My timing was great! After coming inside I was offered a cold beer and
we then watched the remainder of the Gold Medal hockey game at the World
Cup of Hockey, a game between Canada and Finland. Canada went on for the
win and it was great to be able to watch it live on TV over a couple of
cold drinks. Like I said, the timing was perfect! A short while later
we all jumped in the hot tub for a relaxing soak. Nothing like sitting
in the hot tub, having a drink with some good people and looking out over
Lake Superior on a beautiful night. On my way here, I also witnessed one
of the nicest sunsets of the entire year. Yeah, not a bad day at all I’d
say!
Heading out around noon the next day, I was starting my last full day
on Lake Superior and was somewhat sad about having to leave the big lake
behind. At the same time however, I was also looking forward to the lakes
and rivers that are still to come. The St. Mary’s River, Lake Huron
along the North Channel and Georgian Bay, the French River, Lake Nippissing,
the Mattawa River, The Ottawa River...still so much to see!

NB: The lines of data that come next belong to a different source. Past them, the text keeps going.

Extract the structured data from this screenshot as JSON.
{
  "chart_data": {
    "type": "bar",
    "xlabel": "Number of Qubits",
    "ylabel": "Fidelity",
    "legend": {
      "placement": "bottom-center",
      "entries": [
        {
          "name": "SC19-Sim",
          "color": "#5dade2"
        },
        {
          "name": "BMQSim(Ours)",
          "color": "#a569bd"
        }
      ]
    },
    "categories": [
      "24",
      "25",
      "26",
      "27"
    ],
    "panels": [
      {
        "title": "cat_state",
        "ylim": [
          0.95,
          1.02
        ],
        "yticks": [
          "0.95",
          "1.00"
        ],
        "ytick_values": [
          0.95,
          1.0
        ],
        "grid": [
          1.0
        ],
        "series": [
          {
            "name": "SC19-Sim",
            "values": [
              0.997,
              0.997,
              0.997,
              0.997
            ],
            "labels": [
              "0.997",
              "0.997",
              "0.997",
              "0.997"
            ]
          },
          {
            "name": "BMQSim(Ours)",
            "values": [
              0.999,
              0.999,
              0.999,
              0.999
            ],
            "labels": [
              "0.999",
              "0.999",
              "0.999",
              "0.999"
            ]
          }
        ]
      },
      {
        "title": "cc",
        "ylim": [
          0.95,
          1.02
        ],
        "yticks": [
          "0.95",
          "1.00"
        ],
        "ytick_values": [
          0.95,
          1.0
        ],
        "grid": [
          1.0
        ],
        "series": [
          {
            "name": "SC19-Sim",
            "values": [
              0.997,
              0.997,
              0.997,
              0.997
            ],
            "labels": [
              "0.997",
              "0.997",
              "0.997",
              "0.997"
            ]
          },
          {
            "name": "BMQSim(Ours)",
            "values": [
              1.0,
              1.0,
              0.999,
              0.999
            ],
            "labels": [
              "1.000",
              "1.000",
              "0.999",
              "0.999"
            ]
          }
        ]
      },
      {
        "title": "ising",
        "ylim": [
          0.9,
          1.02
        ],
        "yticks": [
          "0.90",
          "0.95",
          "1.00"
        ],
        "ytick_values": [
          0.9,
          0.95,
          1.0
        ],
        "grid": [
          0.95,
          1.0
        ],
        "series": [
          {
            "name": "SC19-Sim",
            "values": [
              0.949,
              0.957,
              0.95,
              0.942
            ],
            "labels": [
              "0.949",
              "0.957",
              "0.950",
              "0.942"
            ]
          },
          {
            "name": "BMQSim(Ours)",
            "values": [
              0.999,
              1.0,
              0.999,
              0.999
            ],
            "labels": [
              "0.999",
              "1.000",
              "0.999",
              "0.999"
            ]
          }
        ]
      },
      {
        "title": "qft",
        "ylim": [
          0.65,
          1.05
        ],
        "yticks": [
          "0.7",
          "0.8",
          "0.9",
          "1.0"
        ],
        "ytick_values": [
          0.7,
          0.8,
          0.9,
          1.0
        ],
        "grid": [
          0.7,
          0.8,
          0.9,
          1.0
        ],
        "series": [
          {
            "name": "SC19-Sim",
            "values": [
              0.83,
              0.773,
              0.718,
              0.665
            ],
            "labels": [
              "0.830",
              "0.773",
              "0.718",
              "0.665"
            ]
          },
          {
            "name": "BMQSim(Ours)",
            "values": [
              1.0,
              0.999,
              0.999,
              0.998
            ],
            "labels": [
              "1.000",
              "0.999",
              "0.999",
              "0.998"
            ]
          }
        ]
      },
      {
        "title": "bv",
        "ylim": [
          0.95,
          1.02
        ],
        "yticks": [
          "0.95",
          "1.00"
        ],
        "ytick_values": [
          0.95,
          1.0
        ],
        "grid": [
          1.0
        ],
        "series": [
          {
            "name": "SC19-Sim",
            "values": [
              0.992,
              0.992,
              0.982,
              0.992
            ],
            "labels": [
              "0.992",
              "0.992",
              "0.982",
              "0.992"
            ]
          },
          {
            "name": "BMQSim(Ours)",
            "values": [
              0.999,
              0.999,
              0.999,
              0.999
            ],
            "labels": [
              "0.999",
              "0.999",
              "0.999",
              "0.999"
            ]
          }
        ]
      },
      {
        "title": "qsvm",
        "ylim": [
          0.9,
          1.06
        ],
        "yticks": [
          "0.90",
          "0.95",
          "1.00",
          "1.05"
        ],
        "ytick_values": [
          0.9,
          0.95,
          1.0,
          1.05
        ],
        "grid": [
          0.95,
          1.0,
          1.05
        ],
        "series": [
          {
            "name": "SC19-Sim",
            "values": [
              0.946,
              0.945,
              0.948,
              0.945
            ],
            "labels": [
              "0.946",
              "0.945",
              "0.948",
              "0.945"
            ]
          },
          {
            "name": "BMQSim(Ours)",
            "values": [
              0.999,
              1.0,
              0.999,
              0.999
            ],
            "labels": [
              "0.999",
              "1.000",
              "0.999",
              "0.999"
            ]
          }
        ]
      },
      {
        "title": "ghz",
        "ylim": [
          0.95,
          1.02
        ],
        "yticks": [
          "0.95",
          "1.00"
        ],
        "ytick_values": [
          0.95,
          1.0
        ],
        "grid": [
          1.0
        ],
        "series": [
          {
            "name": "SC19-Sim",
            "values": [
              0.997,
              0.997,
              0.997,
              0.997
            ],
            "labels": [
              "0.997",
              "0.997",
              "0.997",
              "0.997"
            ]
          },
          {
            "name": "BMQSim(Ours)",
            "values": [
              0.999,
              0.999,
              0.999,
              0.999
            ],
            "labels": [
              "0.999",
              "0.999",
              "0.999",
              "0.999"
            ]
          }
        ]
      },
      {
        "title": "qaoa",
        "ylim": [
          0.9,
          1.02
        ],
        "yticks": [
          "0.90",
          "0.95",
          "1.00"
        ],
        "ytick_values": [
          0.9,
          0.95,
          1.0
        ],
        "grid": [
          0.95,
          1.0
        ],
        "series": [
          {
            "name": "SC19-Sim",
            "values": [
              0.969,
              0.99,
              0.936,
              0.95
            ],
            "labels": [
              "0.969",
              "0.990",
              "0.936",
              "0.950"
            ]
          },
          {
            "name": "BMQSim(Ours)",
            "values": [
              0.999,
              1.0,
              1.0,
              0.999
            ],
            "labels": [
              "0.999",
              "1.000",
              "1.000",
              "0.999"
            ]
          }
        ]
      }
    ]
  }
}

My plan today was to simply get down to the end of the lake, or as close
as I could and still be able to find a place to camp. This would set me
up for going through the Lochs the next morning and through Sault Ste.

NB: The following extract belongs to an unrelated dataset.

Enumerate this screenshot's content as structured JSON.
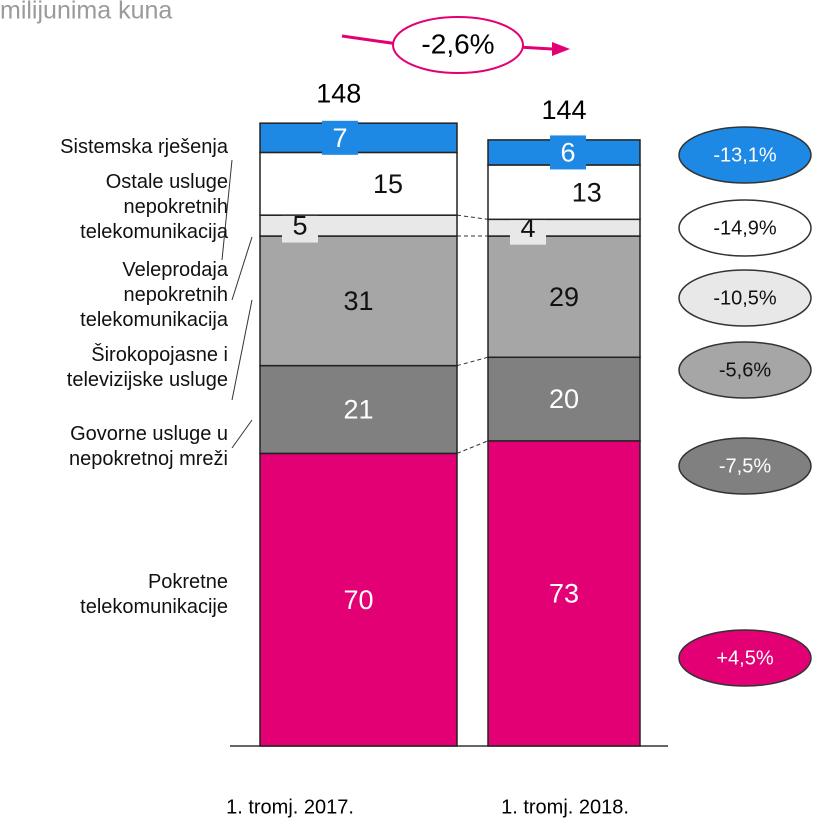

Marie & onto the St. Mary’s River. I had not counted on a major
thunder and lightning storm though. Made for some interesting paddling
as I rounded Gros Cap with increasing winds, flashes of lightning and
the booming sound of thunder all around me. Not to mention the torrential
rains! I ended up camping along a section of sandy beach on the outskirts
of the city, setting up camp just before dusk during a bit of a lull in
the rains. A short while later, I was watching lightning flashes behind
me, on the Canadian side of the lake. A couple kilometres away, in Michigan,
there were also flashes in the sky. These however were not lightning flashes
but fireworks in rememberance of the Sept. 11th incident of 2001.
So that is it for my adventures upon Lake Superior, the largest lake in
the world and the highlight of my entire trip thus far. Tomorrow I’ll
be going through the man-made locks at the Sault and entering into the
St. Mary’s river which will then take me to Lake Huron over the
next couple of days. But that is for the next report.